La Dirección Nacional de Cárceles (DNC) investiga la muerte de un recluso dentro de una celda del Penal de Libertad. Sus dos compañeros de reclusión son los principales indagados, aunque según indicaron a El País fuentes de la DNC, no se descarta la responsabilidad de otros presos del sector.
El caso quedó al descubierto ayer cuando la guardia penitenciaria halló al recluso fallecido por dos heridas cortantes en el interior de una de las celdas del penal de máxima seguridad. Si bien la identidad de la víctima era mantenida aún en reserva por razones de presumario judicial, según las fuentes se trataba de un hombre de 30 años procesado por rapiña especialmente agravada. Sus compañeros de celda purgaban condena por el mismo delito y, de momento, la principal hipótesis es que el ahora fallecido fue blanco de una venganza por parte de otros presos.
"No sólo se está investigando a sus compañeros de celda, también se investiga el entorno, las celdas contiguas, para determinar si el homicidio pudo haber sido cometido por otros internos", puntualizó una fuente de la DNC consultada por El País.
Los elementos de la investigación preliminar fueron elevados al juez letrado de la ciudad de Libertad, que ahora dirige la indagatoria.

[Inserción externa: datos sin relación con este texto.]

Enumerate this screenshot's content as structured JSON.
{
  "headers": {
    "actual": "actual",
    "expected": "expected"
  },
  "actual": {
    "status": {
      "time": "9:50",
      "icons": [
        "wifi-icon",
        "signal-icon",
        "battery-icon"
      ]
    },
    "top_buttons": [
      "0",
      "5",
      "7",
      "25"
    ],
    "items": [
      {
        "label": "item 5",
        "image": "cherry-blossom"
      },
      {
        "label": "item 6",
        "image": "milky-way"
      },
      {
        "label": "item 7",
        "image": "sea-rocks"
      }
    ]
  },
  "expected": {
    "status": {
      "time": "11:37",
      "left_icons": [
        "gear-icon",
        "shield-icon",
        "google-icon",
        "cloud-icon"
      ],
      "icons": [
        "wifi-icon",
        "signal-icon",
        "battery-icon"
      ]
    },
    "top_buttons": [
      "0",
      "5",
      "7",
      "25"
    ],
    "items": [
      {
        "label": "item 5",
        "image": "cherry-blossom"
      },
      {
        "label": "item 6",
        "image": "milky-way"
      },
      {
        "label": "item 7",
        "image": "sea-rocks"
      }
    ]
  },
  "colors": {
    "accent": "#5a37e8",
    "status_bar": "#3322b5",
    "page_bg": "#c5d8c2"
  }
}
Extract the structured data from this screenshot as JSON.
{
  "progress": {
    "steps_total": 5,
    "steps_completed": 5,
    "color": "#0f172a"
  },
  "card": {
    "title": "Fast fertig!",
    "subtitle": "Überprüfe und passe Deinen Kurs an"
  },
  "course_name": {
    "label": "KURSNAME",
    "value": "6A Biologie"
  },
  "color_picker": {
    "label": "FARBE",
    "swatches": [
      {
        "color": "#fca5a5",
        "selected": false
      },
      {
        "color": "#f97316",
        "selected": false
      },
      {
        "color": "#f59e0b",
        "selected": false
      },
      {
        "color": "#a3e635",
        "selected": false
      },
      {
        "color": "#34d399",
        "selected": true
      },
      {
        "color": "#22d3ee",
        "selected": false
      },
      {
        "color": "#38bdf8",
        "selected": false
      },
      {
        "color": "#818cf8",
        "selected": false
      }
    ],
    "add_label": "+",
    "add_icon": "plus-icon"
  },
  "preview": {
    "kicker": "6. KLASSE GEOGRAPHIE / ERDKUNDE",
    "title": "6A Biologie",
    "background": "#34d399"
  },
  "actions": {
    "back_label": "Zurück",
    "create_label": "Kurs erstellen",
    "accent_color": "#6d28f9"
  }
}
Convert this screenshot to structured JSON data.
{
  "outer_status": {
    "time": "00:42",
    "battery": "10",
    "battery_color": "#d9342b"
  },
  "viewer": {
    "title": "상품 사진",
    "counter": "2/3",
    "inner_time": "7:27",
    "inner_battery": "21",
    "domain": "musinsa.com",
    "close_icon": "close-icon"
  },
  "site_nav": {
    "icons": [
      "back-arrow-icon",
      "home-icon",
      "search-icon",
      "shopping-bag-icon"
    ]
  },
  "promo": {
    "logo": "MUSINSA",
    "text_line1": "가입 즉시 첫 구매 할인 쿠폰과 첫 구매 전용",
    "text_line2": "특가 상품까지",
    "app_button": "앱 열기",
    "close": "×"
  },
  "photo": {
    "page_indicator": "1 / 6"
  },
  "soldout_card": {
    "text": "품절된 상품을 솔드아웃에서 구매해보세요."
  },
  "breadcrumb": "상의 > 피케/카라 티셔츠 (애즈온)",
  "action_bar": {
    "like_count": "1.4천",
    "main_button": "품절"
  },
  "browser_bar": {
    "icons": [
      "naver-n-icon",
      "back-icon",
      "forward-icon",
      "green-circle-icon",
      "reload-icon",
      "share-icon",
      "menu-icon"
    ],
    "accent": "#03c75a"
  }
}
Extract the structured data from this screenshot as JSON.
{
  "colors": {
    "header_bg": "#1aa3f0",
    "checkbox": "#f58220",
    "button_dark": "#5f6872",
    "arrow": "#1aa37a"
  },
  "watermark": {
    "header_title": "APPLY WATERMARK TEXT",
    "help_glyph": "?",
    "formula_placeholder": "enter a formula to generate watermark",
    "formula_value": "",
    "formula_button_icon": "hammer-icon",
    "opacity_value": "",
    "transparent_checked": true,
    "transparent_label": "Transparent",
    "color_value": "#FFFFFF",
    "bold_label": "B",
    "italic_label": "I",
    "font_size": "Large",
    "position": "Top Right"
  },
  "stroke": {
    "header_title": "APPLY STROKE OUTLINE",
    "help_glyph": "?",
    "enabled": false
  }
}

DENUNCIA. Siete reclusos fallecieron por hechos violentos en el Penal de Libertad tan sólo en los primeros tres meses del año, según denunciaron oportunamente los guardias policiales en una carta enviada a El País.
"Exigimos al Ministerio del Interior la creación de un lugar específico y con las máximas medidas de seguridad para alojar a internos con alto riesgo de vida. De esta manera se evitarían muchos sucesos de violencia que se han vuelto moneda corriente", indicaron.
En la misiva, los policías también se quejaron de la insalubridad de su trabajo.
En 2009, un total de 24 reclusos murieron en las cárceles uruguayas en circunstancias violentas, cinco de ellos incinerados en una misma noche en una celda del Comcar. Nueve mil presos están repartidos en los distintos establecimientos penitenciarios que tienen capacidad para 6.500 reclusos.